John Patrick Shanley’s play, Doubt, is set in St. Nicholas Catholic School, in the Bronx, during the fall of 1964. In the movie version, Meryl Streep does an amazing portrayal in the role of Sister Aloysius Beauvier, the school’s principal, a Sister of Charity, who has strong suspicions about the inappropriate behavior of the parish’s curate, Father Brendan Flynn.
Throughout the movie she observes his comings and goings and interactions with the eighth-grade boys building the case that he is a pedophile. Near the end of the film, she corners him in her office and gives him an ultimatum: leave the parish and parish ministry or she will report him to church authorities. He denies the accusation vehemently and calls her bluff—he tells her she has absolutely no proof of this allegation.
“But I do, she tells him. I’ve been in touch with the sister principal at the last parish where you served, and she has confirmed my suspicions.” Flynn does resign from the parish only to be sent to another—which was the tragedy of clergy abuse cases in those days.
The last scene is rather chilling: Sister Aloysious sits alone in the convent garden soon joined by young Sister James. “How did you, know?” Sister James asks her? How did you know to call that other nun?” Sister Aloysius looks at her and says flatly, “There was no such call.” And immediately, she begins to weep and fall into the arms of Sister James as she cries, “Oh, Sister James, I have such doubts! I have such doubts!”
I wonder if Thomas said the same thing to his friends that Easter evening.
I wonder if he wept with feelings of guilt for not believing. I wonder if he was afraid that Jesus was really risen, and he would have to fess up to his unbelief.
Sadly, Thomas’ claim to fame has won him the label “Doubting Thomas,” now also ascribed to anyone who won’t accept a particular principle. History may forget that when Jesus turned his face toward Jerusalem the disciples thought that it would be certain death for all of them.
Surprisingly, it was Thomas who said: “Then let us go so that we may die with him.” It was a courageous statement, yet we don't remember him for that nor that in this story of Thomas' doubt we have the one place in the all the Gospels where the Divinity of Christ is bluntly and unequivocally stated. It is interesting, is it not, that the story that gives Thomas his infamous nickname, is the same story that has Thomas making an earth-shattering confession of faith.
In her book Things Seen and Unseen, Nora Gallagher, describes an Easter Day experience in church. “Belief and disbelief in the Resurrection,” she says, “trade places in my heart like watchmen taking shifts. I’ve known for years that even those words – “belief” and “disbelief” – don’t really describe what I think when I think about the resurrection. Something happened to him, is the way I put it to myself. Something happens to me.

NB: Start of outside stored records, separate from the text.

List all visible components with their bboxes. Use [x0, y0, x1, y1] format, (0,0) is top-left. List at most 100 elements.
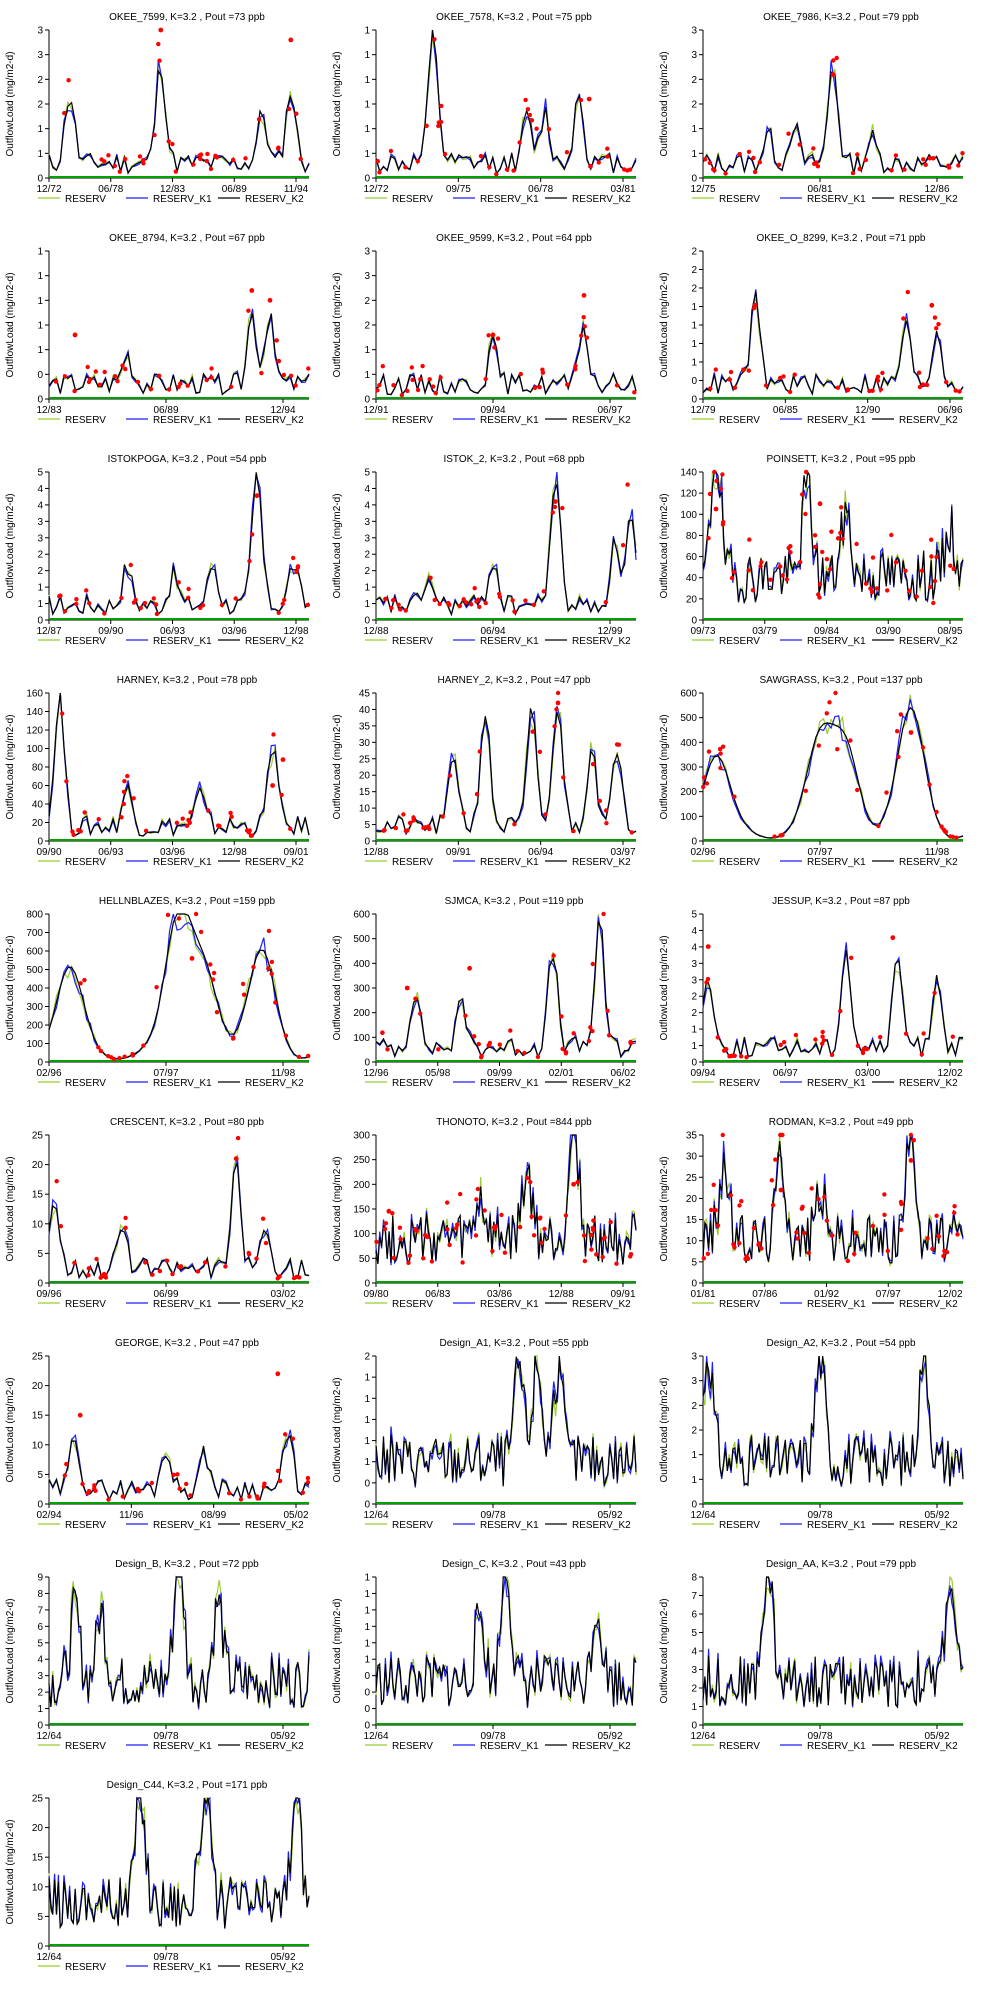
y-tick-label: 5 [364, 468, 370, 479]
observation-point [457, 603, 462, 609]
observation-point [828, 566, 833, 572]
y-tick-label: 15 [32, 1190, 44, 1201]
observation-point [152, 132, 157, 138]
observation-point [586, 96, 592, 102]
x-tick-label: 05/02 [283, 1510, 308, 1521]
observation-point [704, 781, 710, 786]
observation-point [720, 744, 726, 749]
y-tick-label: 15 [32, 1853, 44, 1864]
legend-label: RESERV_K1 [807, 415, 866, 426]
y-tick-label: 2 [37, 75, 43, 86]
x-tick-label: 12/96 [363, 1068, 388, 1079]
observation-point [511, 168, 516, 173]
observation-point [106, 1053, 111, 1059]
y-tick-label: 0 [364, 395, 370, 406]
observation-point [455, 1222, 460, 1227]
observation-point [763, 383, 769, 388]
y-tick-label: 0 [37, 1279, 43, 1290]
chart-svg: GEORGE, K=3.2 , Pout =47 ppb 0 5 10 15 20 25 Ou… [5, 1338, 311, 1531]
series-reserv-k1-line [48, 1157, 310, 1281]
x-tick-label: 12/83 [36, 405, 61, 416]
y-tick-label: 10 [359, 804, 371, 815]
observation-point [797, 142, 802, 147]
x-tick-label: 12/90 [855, 405, 880, 416]
observation-point [137, 154, 143, 159]
series-reserv-k2-line [48, 913, 310, 1060]
observation-point [729, 575, 735, 581]
x-tick-label: 02/94 [36, 1510, 61, 1521]
observation-point [294, 111, 299, 116]
observation-point [249, 288, 255, 293]
observation-point [848, 738, 853, 743]
observation-point [82, 810, 87, 815]
observation-point [291, 555, 296, 561]
y-tick-label: 3 [364, 271, 370, 282]
observation-point [492, 345, 497, 350]
x-tick-label: 06/83 [425, 1289, 450, 1300]
observation-point [890, 935, 896, 941]
chart-svg: OKEE_7986, K=3.2 , Pout =79 ppb 0 1 1 2 2 3 3 Ou… [659, 12, 965, 205]
observation-point [246, 308, 251, 313]
y-tick-label: 1 [364, 1436, 370, 1447]
observation-point [288, 37, 294, 43]
y-tick-label: 2 [37, 566, 43, 577]
observation-point [502, 1250, 508, 1255]
x-tick-label: 06/94 [480, 626, 505, 637]
chart-svg: HELLNBLAZES, K=3.2 , Pout =159 ppb 0 100 20… [5, 896, 311, 1089]
legend-label: RESERV [392, 415, 433, 426]
observation-point [92, 1483, 97, 1488]
x-tick-label: 12/91 [363, 405, 388, 416]
observation-point [555, 690, 561, 696]
observation-point [878, 1034, 883, 1040]
observation-point [712, 168, 717, 173]
series-reserv-k1-line [702, 471, 964, 604]
observation-point [614, 383, 620, 388]
x-tick-label: 06/89 [153, 405, 178, 416]
y-tick-label: 20 [686, 594, 698, 605]
observation-point [123, 1215, 128, 1221]
observation-point [266, 928, 272, 934]
observation-point [427, 377, 432, 382]
y-tick-label: 1 [364, 149, 370, 160]
observation-point [74, 601, 79, 607]
series-reserv-k1-line [375, 471, 637, 617]
observation-point [936, 322, 941, 327]
observation-point [527, 112, 532, 118]
series-reserv-line [702, 694, 964, 839]
observation-point [746, 368, 751, 373]
y-tick-label: 0 [691, 376, 697, 387]
observation-point [432, 37, 437, 42]
observation-point [298, 156, 303, 162]
observation-point [530, 729, 535, 734]
observation-point [430, 384, 436, 389]
observation-point [195, 1269, 201, 1274]
observation-point [622, 167, 627, 172]
observation-point [829, 529, 834, 534]
observation-point [537, 385, 542, 390]
chart-svg: Design_C44, K=3.2 , Pout =171 ppb 0 5 10 15 2… [5, 1780, 310, 1973]
observation-point [275, 1468, 281, 1474]
observation-point [382, 1226, 388, 1232]
observation-point [934, 809, 939, 815]
observation-point [148, 386, 153, 392]
observation-point [219, 602, 225, 608]
observation-point [103, 1275, 109, 1280]
observation-point [290, 1436, 296, 1441]
y-tick-label: 1 [691, 1475, 697, 1486]
observation-point [839, 505, 844, 510]
y-tick-label: 10 [32, 1440, 44, 1451]
observation-point [579, 333, 584, 338]
series-reserv-k2-line [375, 1355, 637, 1486]
y-axis-label: OutflowLoad (mg/m2-d) [332, 1156, 343, 1261]
chart-title: ISTOKPOGA, K=3.2 , Pout =54 ppb [108, 454, 267, 465]
y-tick-label: 30 [686, 1152, 698, 1163]
observation-point [529, 118, 535, 123]
observation-point [142, 600, 148, 606]
observation-point [510, 598, 515, 603]
y-tick-label: 0 [37, 1721, 43, 1732]
y-tick-label: 600 [680, 689, 697, 700]
observation-point [889, 532, 894, 538]
observation-point [538, 1215, 543, 1220]
observation-point [925, 1236, 930, 1241]
x-tick-label: 05/92 [270, 1731, 295, 1742]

Because Jesus lived fully in hope, fully in love, something happened to him. Nothing kept him, nothing held onto him, the past didn’t weigh him down. Nothing is hopeless any more.
Then the watchmen take their shifts. I think this is amazing, and then, how do we know it’s true? We could be making all this up sitting in the pews. The people in front of me stand up one by one and walk forward to the communion rail. I get up to join them. Whether or not I believe in the resurrection makes no difference if I don’t make a different life. We are the ongoing story.”
Theologian Frederick Buechner coined a memorable phrase: “Doubts are the ants in the pants of faith; they keep it alive and moving.” The church that Jesus gave us, the church we have become, the church to which we invite others to make their home is not a church with all the answers. Sometimes it offers more questions.
Most of us, at one time or another, continue to struggle with any of number of anguished questions. But the best of religion is a search for meaning and community—a community which invites and includes everyone, no matter who they are or where they may be on their faith exploration.
We tell the story of Thomas’ uncertainty every year on this Sunday after Easter because it is crucial to faith. We all have our doubts, and we all have our fears. Sometimes it is easy to believe and sometimes it is not. Faith is a struggle, not a given. It was no easier for Thomas and the other disciples than it is for us.
The difference between the disciples’ uncertainty and ours is that we are the “blessed” ones of whom Jesus speaks in this passage—those who have not seen yet do our best to believe. The eternal truth is that the same spectacular, awesome good news awaits us on this Sunday after Easter.
God will walk right through our locked doors—which for us may be our difficulty in believing, fears about our security, our self-esteem, our desperation, our human vulnerability. And God will intrude in our lives just as Jesus did that Easter night to bring us a blessing of peace and acceptance.
What the Easter appearances of the risen Jesus to his friends guarantees is that there is no door in our life secure enough, bolted sturdily enough, that will prevent God from forgiving us and bringing us Shalom, the blessing of peace. This is, indeed, a story with a happy ending. For Thomas. For the rest of the disciples. For Sister Aloysius Beauvier. And for us.